- The Washington Times - Tuesday, September 24, 2002

A Texas energy company tightened California natural-gas supplies during the state's energy crisis, contributing to a rise in power prices, a federal regulatory judge ruled yesterday.
El Paso Corp., through its El Paso Natural Gas pipeline subsidiary, held back at least 10 percent of the capacity on its pipeline delivering gas from its Southwest gas fields to California from November 2000 to March 2001, said Judge Curtis L. Wagner, the Federal Energy Regulatory Commission's chief administrative law judge.
That was a period of high demand and large price increases for natural gas.
El Paso "withheld extremely large amounts of capacity that it could have flowed to its California delivery points," Judge Wagner said.
He recommended that FERC which must sign off on the ruling impose penalties on El Paso for its actions.
Shares of El Paso plunged 36 percent on the news.
California regulators said El Paso used its dominance of the Southern California market to inflate the price of gas sold there by $3.7 billion. Southern California Edison, a large investor-owned utility, said high natural-gas prices added $1 billion to the cost of energy produced at its gas-fired power plants.

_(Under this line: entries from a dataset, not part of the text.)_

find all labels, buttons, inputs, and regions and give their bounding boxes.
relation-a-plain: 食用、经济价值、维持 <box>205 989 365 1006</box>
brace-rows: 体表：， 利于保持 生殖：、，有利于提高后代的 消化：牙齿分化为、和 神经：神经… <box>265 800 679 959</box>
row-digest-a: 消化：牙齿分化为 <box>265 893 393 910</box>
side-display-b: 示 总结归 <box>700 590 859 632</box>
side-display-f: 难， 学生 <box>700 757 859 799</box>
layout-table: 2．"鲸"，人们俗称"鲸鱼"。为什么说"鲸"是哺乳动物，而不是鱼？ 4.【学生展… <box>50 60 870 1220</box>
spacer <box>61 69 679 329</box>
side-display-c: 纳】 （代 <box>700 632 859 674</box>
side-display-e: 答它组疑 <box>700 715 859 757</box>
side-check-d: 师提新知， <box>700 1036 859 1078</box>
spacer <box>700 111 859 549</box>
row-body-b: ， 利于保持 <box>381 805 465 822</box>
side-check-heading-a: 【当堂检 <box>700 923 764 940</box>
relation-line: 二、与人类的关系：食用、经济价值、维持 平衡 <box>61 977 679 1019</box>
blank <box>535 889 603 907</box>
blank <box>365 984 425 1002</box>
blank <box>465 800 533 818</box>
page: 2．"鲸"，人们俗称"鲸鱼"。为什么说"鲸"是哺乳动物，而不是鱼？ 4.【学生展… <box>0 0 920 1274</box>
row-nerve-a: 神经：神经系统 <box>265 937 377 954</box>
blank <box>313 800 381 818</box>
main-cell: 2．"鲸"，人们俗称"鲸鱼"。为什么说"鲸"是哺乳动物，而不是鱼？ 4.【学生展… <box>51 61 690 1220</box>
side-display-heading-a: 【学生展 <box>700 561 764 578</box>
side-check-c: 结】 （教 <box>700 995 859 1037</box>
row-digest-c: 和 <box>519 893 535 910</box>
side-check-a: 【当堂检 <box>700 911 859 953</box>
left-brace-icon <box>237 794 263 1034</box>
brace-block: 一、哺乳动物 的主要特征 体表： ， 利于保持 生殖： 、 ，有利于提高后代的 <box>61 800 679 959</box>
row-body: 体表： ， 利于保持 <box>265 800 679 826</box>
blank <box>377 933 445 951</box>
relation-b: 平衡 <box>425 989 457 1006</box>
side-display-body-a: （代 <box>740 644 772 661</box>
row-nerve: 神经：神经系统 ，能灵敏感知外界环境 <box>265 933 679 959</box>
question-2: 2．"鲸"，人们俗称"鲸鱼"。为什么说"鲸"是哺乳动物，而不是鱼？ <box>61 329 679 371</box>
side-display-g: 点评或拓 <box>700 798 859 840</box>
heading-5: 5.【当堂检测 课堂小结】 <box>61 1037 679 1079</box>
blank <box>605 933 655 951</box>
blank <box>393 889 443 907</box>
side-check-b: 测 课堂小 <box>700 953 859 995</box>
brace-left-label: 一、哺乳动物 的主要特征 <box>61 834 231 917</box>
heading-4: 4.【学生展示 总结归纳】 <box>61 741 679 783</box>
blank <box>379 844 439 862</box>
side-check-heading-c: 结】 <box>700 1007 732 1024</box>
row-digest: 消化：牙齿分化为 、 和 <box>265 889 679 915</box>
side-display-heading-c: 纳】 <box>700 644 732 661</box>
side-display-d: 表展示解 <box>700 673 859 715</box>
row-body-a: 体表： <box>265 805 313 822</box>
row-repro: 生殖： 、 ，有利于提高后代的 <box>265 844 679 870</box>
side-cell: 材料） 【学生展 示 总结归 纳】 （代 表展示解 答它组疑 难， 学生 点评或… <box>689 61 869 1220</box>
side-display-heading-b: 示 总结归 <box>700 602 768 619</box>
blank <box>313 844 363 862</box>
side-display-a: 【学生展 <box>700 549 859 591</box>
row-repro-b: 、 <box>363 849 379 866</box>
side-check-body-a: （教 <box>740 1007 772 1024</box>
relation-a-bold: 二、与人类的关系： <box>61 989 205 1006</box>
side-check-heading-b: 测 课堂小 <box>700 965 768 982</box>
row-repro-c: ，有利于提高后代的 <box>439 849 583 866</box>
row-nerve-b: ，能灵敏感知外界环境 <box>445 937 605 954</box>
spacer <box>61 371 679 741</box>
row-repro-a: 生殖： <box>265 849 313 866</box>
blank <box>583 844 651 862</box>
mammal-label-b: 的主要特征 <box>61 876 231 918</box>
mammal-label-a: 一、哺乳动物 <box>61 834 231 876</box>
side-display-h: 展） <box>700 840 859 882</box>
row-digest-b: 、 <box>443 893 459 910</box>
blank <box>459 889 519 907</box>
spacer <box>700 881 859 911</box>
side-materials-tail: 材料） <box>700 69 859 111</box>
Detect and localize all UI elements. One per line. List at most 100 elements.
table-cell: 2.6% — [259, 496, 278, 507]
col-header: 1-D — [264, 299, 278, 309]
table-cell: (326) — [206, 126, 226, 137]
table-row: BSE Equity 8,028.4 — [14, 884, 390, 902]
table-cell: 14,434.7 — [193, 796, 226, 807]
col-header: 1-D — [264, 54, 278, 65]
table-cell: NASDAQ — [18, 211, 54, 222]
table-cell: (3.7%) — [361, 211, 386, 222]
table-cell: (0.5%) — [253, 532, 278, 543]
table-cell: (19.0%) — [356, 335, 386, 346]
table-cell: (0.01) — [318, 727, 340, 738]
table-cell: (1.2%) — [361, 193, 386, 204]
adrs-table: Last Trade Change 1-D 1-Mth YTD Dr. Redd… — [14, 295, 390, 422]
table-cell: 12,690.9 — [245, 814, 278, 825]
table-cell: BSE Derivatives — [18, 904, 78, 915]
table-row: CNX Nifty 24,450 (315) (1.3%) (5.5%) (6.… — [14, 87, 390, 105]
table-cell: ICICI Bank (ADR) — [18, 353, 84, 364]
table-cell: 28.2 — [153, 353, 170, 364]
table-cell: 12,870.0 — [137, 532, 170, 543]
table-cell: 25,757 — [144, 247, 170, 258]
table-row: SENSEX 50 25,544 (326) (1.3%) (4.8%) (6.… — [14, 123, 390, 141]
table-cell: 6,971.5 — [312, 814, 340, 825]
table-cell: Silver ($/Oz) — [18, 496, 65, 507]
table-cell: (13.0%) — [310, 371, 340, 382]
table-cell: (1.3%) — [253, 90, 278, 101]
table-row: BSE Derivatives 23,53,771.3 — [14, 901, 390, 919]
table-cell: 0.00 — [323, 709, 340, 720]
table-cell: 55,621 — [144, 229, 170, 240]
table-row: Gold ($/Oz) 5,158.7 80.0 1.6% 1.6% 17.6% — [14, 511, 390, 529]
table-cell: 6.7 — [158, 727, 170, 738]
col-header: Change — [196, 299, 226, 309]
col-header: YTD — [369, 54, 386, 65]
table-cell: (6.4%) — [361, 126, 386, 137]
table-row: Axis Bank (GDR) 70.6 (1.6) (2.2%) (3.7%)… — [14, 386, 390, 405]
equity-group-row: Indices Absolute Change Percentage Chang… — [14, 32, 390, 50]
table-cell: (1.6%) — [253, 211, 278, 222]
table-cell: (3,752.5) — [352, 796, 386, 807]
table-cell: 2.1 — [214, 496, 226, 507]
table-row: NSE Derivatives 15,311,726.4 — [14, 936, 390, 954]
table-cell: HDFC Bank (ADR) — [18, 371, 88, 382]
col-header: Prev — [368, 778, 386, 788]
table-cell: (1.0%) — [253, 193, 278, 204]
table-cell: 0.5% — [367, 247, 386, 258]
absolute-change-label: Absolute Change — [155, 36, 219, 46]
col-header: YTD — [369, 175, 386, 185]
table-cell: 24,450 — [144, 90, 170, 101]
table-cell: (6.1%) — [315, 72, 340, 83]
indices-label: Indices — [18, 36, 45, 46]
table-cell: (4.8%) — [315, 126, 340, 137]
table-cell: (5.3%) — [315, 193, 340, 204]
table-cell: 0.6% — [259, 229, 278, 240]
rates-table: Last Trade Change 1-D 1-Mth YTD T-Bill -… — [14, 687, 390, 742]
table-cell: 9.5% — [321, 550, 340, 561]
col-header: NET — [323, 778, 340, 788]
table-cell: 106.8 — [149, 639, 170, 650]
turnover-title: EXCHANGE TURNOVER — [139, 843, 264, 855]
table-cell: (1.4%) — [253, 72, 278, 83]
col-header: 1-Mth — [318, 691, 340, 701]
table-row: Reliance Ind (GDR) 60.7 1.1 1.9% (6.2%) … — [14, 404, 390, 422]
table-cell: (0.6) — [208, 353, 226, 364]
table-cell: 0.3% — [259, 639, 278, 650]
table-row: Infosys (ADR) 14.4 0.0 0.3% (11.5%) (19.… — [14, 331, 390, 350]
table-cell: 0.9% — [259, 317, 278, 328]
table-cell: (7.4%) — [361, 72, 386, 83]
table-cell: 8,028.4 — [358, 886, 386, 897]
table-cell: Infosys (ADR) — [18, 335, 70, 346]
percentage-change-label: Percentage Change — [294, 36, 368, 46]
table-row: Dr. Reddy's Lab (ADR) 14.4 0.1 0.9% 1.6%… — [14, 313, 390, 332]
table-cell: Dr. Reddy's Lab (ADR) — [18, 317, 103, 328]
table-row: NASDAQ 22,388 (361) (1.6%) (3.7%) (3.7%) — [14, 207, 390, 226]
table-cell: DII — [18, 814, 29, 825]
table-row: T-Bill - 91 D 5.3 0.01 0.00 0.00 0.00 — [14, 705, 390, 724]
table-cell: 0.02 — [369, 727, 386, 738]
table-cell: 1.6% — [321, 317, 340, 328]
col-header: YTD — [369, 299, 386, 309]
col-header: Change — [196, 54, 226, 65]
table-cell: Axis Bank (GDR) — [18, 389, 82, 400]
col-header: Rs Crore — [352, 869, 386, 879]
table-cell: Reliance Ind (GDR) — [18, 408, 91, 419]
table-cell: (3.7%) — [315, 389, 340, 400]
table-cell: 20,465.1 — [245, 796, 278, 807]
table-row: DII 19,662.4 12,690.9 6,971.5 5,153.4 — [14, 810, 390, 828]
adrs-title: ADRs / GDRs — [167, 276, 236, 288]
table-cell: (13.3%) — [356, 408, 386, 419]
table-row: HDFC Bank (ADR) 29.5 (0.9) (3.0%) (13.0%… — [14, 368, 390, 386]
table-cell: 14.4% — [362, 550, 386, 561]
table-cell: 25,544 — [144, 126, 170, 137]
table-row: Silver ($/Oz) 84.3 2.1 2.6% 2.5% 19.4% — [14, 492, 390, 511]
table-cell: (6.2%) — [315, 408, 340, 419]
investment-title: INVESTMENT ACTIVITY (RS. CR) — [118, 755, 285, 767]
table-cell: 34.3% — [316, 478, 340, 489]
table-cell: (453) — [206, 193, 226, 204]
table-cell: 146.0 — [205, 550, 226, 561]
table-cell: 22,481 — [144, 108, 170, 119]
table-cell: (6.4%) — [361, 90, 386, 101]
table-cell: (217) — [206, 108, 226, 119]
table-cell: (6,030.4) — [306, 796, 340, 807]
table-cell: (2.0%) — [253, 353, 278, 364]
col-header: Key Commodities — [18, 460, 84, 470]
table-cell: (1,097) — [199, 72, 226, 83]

California wants FERC to order El Paso to refund at least $200 million, roughly equivalent to El Paso's profits from the transactions.
El Paso said it will ask FERC to reject Judge Wagner's decision.
"The evidence in this case demonstrates that, at all times, El Paso Natural Gas operated its system to maximize the amount of capacity available to California," the company said in a statement. It has said that higher prices resulted from high demand and a shortage of natural gas.
El Paso stock fell $4.16, to close at $7.51 on the New York Stock Exchange.
The ruling in the 2-year-old complaint against El Paso is the latest finding that energy companies attempted to manipulate power supplies and prices in California. Many California power plants use natural gas, and gas prices during the winter of 2000-01 were on average three times higher in California than elsewhere in the United States.